В «Окаянных днях» Бунина есть запись, помеченная девятым февраля 1918 года:
Немцы, слава Богу, продвигаются.
Вряд ли можно упрекнуть Бунина в обожании кайзера Вильгельма. Бунин выбирал наименьшее для России зло.
Тяжела участь русского человека. Положение между молотом и наковальней – не из самых удобных и уютных.
Натерпевшийся от немецких и французских фашистов Бунин в течение второй мировой войны страстно желал победы русскому оружию. Кончилась война, в России генералиссимусу Сталину оставалось только короноваться – мы бы и это ему позволили, да еще и руками восплескали бы, и патриотическое настроение с Бунина сдунуло. 29 марта 1950 года в дарственной надписи Зинаиде Алексеевне Шаховской на «Темных аллеях» Бунин уже иным взглядом окидывает недавнее прошлое:
«Декамерон» написан был во время чумы. «Темные аллеи» в годы Гитлера и Сталина, когда они старались пожрать один другого.
В Москве с продуктами становилось все хуже. Нетрудно было себе представить, что провинция, оскудевшая еще перед войной, начинает пощелкивать зубами.

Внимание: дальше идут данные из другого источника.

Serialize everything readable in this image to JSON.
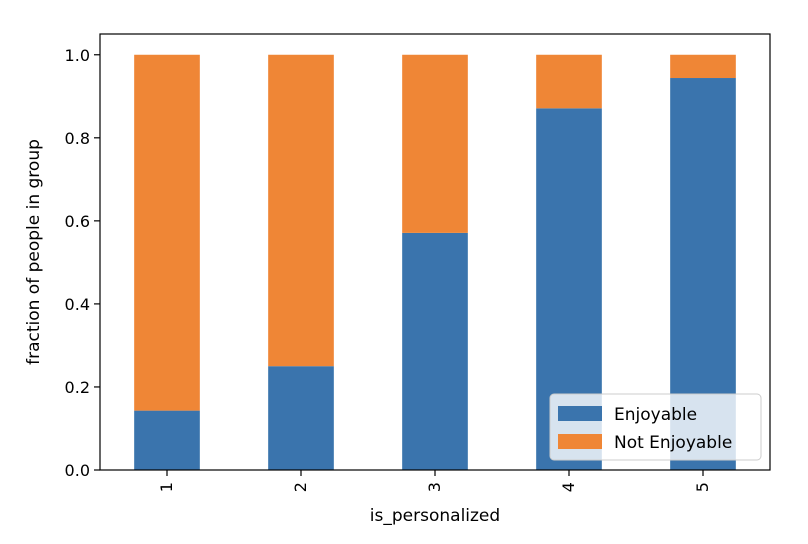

Девятнадцатого сентября я повез кое-что матери и тетке.
Когда я приехал в Калугу, уже стемнело и я заночевал у знакомых.
Разговоры с соседями в поезде и калужские впечатления убедили меня, что если москвичи еще не совсем пали духом, то у провинциалов руки опустились. Обыватели, по крайней мере, выполняли предписанные им правила, но кто размагнитился совершенно, так это большую и малую власть имевшие.
На другое утро еду в автобусе по перемышльскому шоссе. Примерно на полпути нас останавливает патруль. Отворяется дверца. Кто-то в военной форме заглядывает и задает общий вопрос:
– Граждане! У вас тут у всех документы есть?
– У всех! – хором отвечают пассажиры.
– Ну ладно, поезжайте.
Автобус трогается.
В Перемышле уныние, прослоенное равнодушием: будь» что будет. По слухам, немцы где-то совсем близко, чуть ли не в соседнем Козельском районе. Немецкие радиостанции не без успеха пытаются заглушить наши передачи. Над городом ежевечерне пролетают немецкие самолеты. Летят бомбить аэродром в Грабцеве под Калугой, летят бомбить Москву. Противовоздушной обороны в Перемышле нет. Окна во многих домах освещены, как в мирное время. А ведь город почти прифронтовой.